Solve\begin {align*} x^{3}y^{\prime }-\sin y & =1\\ y\left ( \infty \right ) & =5\pi \end {align*}
Writing the ode as \[ y^{\prime }=\frac {1+\sin y}{x^{3}}\qquad x\neq 0 \] Shows it is separable\[ \frac {dy}{1+\sin y}=\frac {dx}{x^{3}}\] Integrating gives\begin {align*} \int \frac {dy}{1+\sin y} & =\int \frac {dx}{x^{3}}\\ \frac {-2}{\tan \left ( \frac {y}{2}\right ) +1} & =-\frac {1}{2x^{2}}+c\\ \frac {2}{\tan \left ( \frac {y}{2}\right ) +1} & =\frac {1}{2x^{2}}-c\\ \frac {2}{\tan \left ( \frac {y}{2}\right ) +1} & =\frac {1-2x^{2}c}{2x^{2}}\\ \tan \left ( \frac {y}{2}\right ) +1 & =\frac {4x^{2}}{1-2x^{2}c}\\ \tan \left ( \frac {y}{2}\right ) & =\frac {4x^{2}}{1-2x^{2}c}-1\\ \tan \left ( \frac {y}{2}\right ) & =\frac {4x^{2}-\left ( 1-2x^{2}c\right ) }{1-2x^{2}c}\\ \tan \left ( \frac {y}{2}\right ) & =\frac {4x^{2}-1+2x^{2}c}{1-2x^{2}c} \end {align*}
Hence\begin {align} \frac {y}{2} & =\arctan \left ( \frac {4x^{2}-1+2x^{2}c}{1-2x^{2}c}\right ) +\pi n\qquad n\in \mathbb {Z}\nonumber \\ y & =2\left ( \arctan \left ( \frac {4x^{2}-1+2x^{2}c}{1-2x^{2}c}\right ) +\pi n\right ) \tag {1} \end {align}
Applying IC gives, and taking limit \(\lim _{x\rightarrow \infty }\left ( \frac {4x^{2}-1+2x^{2}c}{1-2x^{2}c}\right ) =-\frac {4+2c}{2c}\) assuming \(c\neq 0\) then (1) above becomes\begin {align*} 5\pi & =2\left ( \arctan \left ( -\frac {4+2c}{2c}\right ) +\pi n\right ) \\ & =2\arctan \left ( -\frac {4+2c}{2c}\right ) +2\pi n\\ \frac {5\pi -2\pi n}{2} & =\arctan \left ( -\frac {4+2c}{2c}\right ) \\ \frac {2\pi n-5\pi }{2} & =\arctan \left ( \frac {4+2c}{2c}\right ) \end {align*}
The range of \(\arctan \) is \(-\frac {\pi }{2}\) to \(\frac {\pi }{2}\). Hence we need \(\frac {2\pi n-5\pi }{2}\) to be in this range. This means \(2\pi n-5\pi \) should be between \(-\pi \cdots \pi \) but not including the edge points. Value of \(n\) which allows this is \(n=-\frac {5}{2}\). (but \(n\) should be an integer. There is no integer solution.) Hence this leads to no solution.

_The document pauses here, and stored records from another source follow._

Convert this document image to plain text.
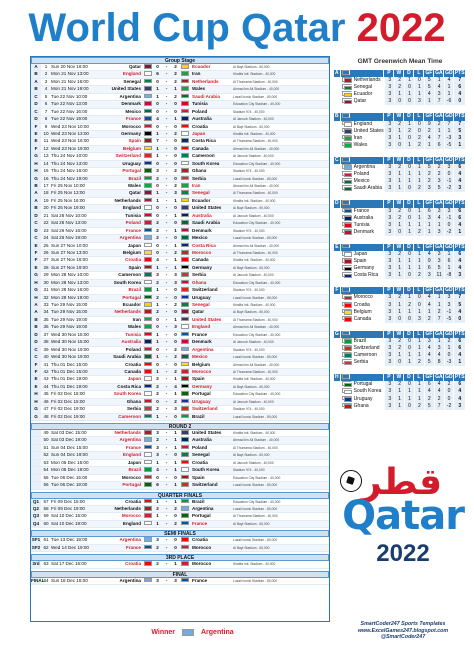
World Cup Qatar 2022
Group Stage
A	1 Sun 20 Nov 16:00	Qatar	0	-	2	Ecuador	Al Bayt Stadium - 60,000
B	2 Mon 21 Nov 13:00	England	6	-	2	Iran	Khalifa Intl. Stadium - 40,000
A	3 Mon 21 Nov 16:00	Senegal	0	-	2	Netherlands	Al Thumama Stadium - 40,000
B	4 Mon 21 Nov 19:00	United States	1	-	1	Wales	Ahmad bin Ali Stadium - 40,000
C	5 Tue 22 Nov 10:00	Argentina	1	-	2	Saudi Arabia	Lusail Iconic Stadium - 80,000
D	6 Tue 22 Nov 13:00	Denmark	0	-	0	Tunisia	Education City Stadium - 40,000
C	7 Tue 22 Nov 16:00	Mexico	0	-	0	Poland	Stadium 974 - 40,000
D	8 Tue 22 Nov 19:00	France	4	-	1	Australia	Al Janoub Stadium - 40,000
F	9 Wed 23 Nov 10:00	Morocco	0	-	0	Croatia	Al Bayt Stadium - 60,000
E	10 Wed 23 Nov 13:00	Germany	1	-	2	Japan	Khalifa Intl. Stadium - 40,000
E	11 Wed 23 Nov 16:00	Spain	7	-	0	Costa Rica	Al Thumama Stadium - 40,000
F	12 Wed 23 Nov 19:00	Belgium	1	-	0	Canada	Ahmad bin Ali Stadium - 40,000
G	13 Thu 24 Nov 10:00	Switzerland	1	-	0	Cameroon	Al Janoub Stadium - 40,000
H	14 Thu 24 Nov 13:00	Uruguay	0	-	0	South Korea	Education City Stadium - 40,000
H	15 Thu 24 Nov 16:00	Portugal	3	-	2	Ghana	Stadium 974 - 40,000
G	16 Thu 24 Nov 19:00	Brazil	2	-	0	Serbia	Lusail Iconic Stadium - 80,000
B	17 Fri 25 Nov 10:00	Wales	0	-	2	Iran	Ahmad bin Ali Stadium - 40,000
A	18 Fri 25 Nov 13:00	Qatar	1	-	3	Senegal	Al Thumama Stadium - 40,000
A	19 Fri 25 Nov 16:00	Netherlands	1	-	1	Ecuador	Khalifa Intl. Stadium - 40,000
B	20 Fri 25 Nov 19:00	England	0	-	0	United States	Al Bayt Stadium - 60,000
D	21 Sat 26 Nov 10:00	Tunisia	0	-	1	Australia	Al Janoub Stadium - 40,000
C	22 Sat 26 Nov 13:00	Poland	2	-	0	Saudi Arabia	Education City Stadium - 40,000
D	23 Sat 26 Nov 16:00	France	2	-	1	Denmark	Stadium 974 - 40,000
C	24 Sat 26 Nov 19:00	Argentina	2	-	0	Mexico	Lusail Iconic Stadium - 80,000
E	25 Sun 27 Nov 10:00	Japan	0	-	1	Costa Rica	Ahmad bin Ali Stadium - 40,000
F	26 Sun 27 Nov 13:00	Belgium	0	-	2	Morocco	Al Thumama Stadium - 40,000
F	27 Sun 27 Nov 16:00	Croatia	4	-	1	Canada	Khalifa Intl. Stadium - 40,000
E	28 Sun 27 Nov 19:00	Spain	1	-	1	Germany	Al Bayt Stadium - 60,000
G	29 Mon 28 Nov 10:00	Cameroon	3	-	3	Serbia	Al Janoub Stadium - 40,000
H	30 Mon 28 Nov 13:00	South Korea	2	-	3	Ghana	Education City Stadium - 40,000
G	31 Mon 28 Nov 16:00	Brazil	1	-	0	Switzerland	Stadium 974 - 40,000
H	32 Mon 28 Nov 19:00	Portugal	2	-	0	Uruguay	Lusail Iconic Stadium - 80,000
A	33 Tue 29 Nov 15:00	Ecuador	1	-	2	Senegal	Khalifa Intl. Stadium - 40,000
A	34 Tue 29 Nov 15:00	Netherlands	2	-	0	Qatar	Al Bayt Stadium - 60,000
B	35 Tue 29 Nov 19:00	Iran	0	-	1	United States	Al Thumama Stadium - 40,000
B	36 Tue 29 Nov 19:00	Wales	0	-	3	England	Ahmad bin Ali Stadium - 40,000
D	37 Wed 30 Nov 15:00	Tunisia	1	-	0	France	Education City Stadium - 40,000
D	38 Wed 30 Nov 15:00	Australia	1	-	0	Denmark	Al Janoub Stadium - 40,000
C	39 Wed 30 Nov 19:00	Poland	0	-	2	Argentina	Stadium 974 - 40,000
C	40 Wed 30 Nov 19:00	Saudi Arabia	1	-	2	Mexico	Lusail Iconic Stadium - 80,000
F	41 Thu 01 Dec 15:00	Croatia	0	-	0	Belgium	Ahmad bin Ali Stadium - 40,000
F	42 Thu 01 Dec 15:00	Canada	1	-	2	Morocco	Al Thumama Stadium - 40,000
E	43 Thu 01 Dec 19:00	Japan	2	-	1	Spain	Khalifa Intl. Stadium - 40,000
E	44 Thu 01 Dec 19:00	Costa Rica	2	-	4	Germany	Al Bayt Stadium - 60,000
H	45 Fri 02 Dec 15:00	South Korea	2	-	1	Portugal	Education City Stadium - 40,000
H	46 Fri 02 Dec 15:00	Ghana	0	-	2	Uruguay	Al Janoub Stadium - 40,000
G	47 Fri 02 Dec 19:00	Serbia	2	-	3	Switzerland	Stadium 974 - 40,000
G	48 Fri 02 Dec 19:00	Cameroon	1	-	0	Brazil	Lusail Iconic Stadium - 80,000
ROUND 2
49 Sat 03 Dec 15:00	Netherlands	3	-	1	United States	Khalifa Intl. Stadium - 40,000
50 Sat 03 Dec 19:00	Argentina	2	-	1	Australia	Ahmad bin Ali Stadium - 40,000
51 Sun 04 Dec 15:00	France	3	-	1	Poland	Al Thumama Stadium - 40,000
52 Sun 04 Dec 19:00	England	3	-	0	Senegal	Al Bayt Stadium - 60,000
53 Mon 05 Dec 15:00	Japan	1	-	1	Croatia	Al Janoub Stadium - 40,000
54 Mon 05 Dec 19:00	Brazil	4	-	1	South Korea	Stadium 974 - 40,000
55 Tue 06 Dec 15:00	Morocco	0	-	0	Spain	Education City Stadium - 40,000
56 Tue 06 Dec 19:00	Portugal	6	-	1	Switzerland	Lusail Iconic Stadium - 80,000
QUARTER FINALS
Q1 57 Fri 09 Dec 15:00	Croatia	1	-	1	Brazil	Education City Stadium - 40,000
Q2 58 Fri 09 Dec 19:00	Netherlands	2	-	2	Argentina	Lusail Iconic Stadium - 80,000
Q3 59 Sat 10 Dec 15:00	Morocco	1	-	0	Portugal	Al Thumama Stadium - 40,000
Q4 60 Sat 10 Dec 19:00	England	1	-	2	France	Al Bayt Stadium - 60,000
SEMI FINALS
SF1 61 Tue 13 Dec 19:00	Argentina	3	-	0	Croatia	Lusail Iconic Stadium - 80,000
SF2 62 Wed 14 Dec 19:00	France	2	-	0	Morocco	Al Bayt Stadium - 60,000
3RD PLACE
3rd 63 Sat 17 Dec 15:00	Croatia	2	-	1	Morocco	Khalifa Intl. Stadium - 40,000
FINAL
FINAL
64 Sun 18 Dec 15:00	Argentina	3	-	3	France	Lusail Iconic Stadium - 80,000
Winner	Argentina
GMT Greenwich Mean Time
A	P	W	D	L GF GA GD PTS
Netherlands	3	2	1	0	5	1	4	7
Senegal	3	2	0	1	5	4	1	6
Ecuador	3	1	1	1	4	3	1	4
Qatar	3	0	0	3	1	7	-6	0
B	P	W	D	L GF GA GD PTS
England	3	2	1	0	9	2	7	7
United States 3	1	2	0	2	1	1	5
Iran	3	1	0	2	4	7	-3	3
Wales	3	0	1	2	1	6	-5	1
C	P	W	D	L GF GA GD PTS
Argentina	3	2	0	1	5	2	3	6
Poland	3	1	1	1	2	2	0	4
Mexico	3	1	1	1	2	3	-1	4
Saudi Arabia	3	1	0	2	3	5	-2	3
D	P	W	D	L GF GA GD PTS
France	3	2	0	1	6	3	3	6
Australia	3	2	0	1	3	4	-1	6
Tunisia	3	1	1	1	1	1	0	4
Denmark	3	0	1	2	1	3	-2	1
E	P	W	D	L GF GA GD PTS
Japan	3	2	0	1	4	3	1	6
Spain	3	1	1	1	9	3	6	4
Germany	3	1	1	1	6	5	1	4
Costa Rica	3	1	0	2	3	11	-8	3
F	P	W	D	L GF GA GD PTS
Morocco	3	2	1	0	4	1	3	7
Croatia	3	1	2	0	4	1	3	5
Belgium	3	1	1	1	1	2	-1	4
Canada	3	0	0	3	2	7	-5	0
G	P	W	D	L GF GA GD PTS
Brazil	3	2	0	1	3	1	2	6
Switzerland	3	2	0	1	4	3	1	6
Cameroon	3	1	1	1	4	4	0	4
Serbia	3	0	1	2	5	8	-3	1
H	P	W	D	L GF GA GD PTS
Portugal	3	2	0	1	6	4	2	6
South Korea	3	1	1	1	4	4	0	4
Uruguay	3	1	1	1	2	2	0	4
Ghana	3	1	0	2	5	7	-2	3
قطر
Qatar
2022
SmartCoder247 Sports Templates
www.ExcelGames247.blogspot.com @SmartCoder247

Now we go back to (1) and take the limit assuming \(c=0\).
Applying IC gives, and taking limit \(\lim _{x\rightarrow \infty }\left ( \frac {4x^{2}-1+2x^{2}c}{1-2x^{2}c}\right ) \) assuming \(c=0\) gives \(\infty \). Hence (1) becomes
\begin {align*} 5\pi & =2\left ( \arctan \left ( \infty \right ) +\pi n\right ) \\ 5\pi & =2\left ( \frac {\pi }{2}\right ) +2\pi n\\ 5\pi & =\pi +2\pi n\\ 5\pi -\pi & =2\pi n\\ n & =2 \end {align*}
Hence (1) becomes (using \(c=0,n=2\))\begin {align*} y & =2\left ( \arctan \left ( 4x^{2}-1\right ) +2\pi \right ) \\ & =2\arctan \left ( 4x^{2}-1\right ) +4\pi \end {align*}
This solution satisfies the ode now and the IC.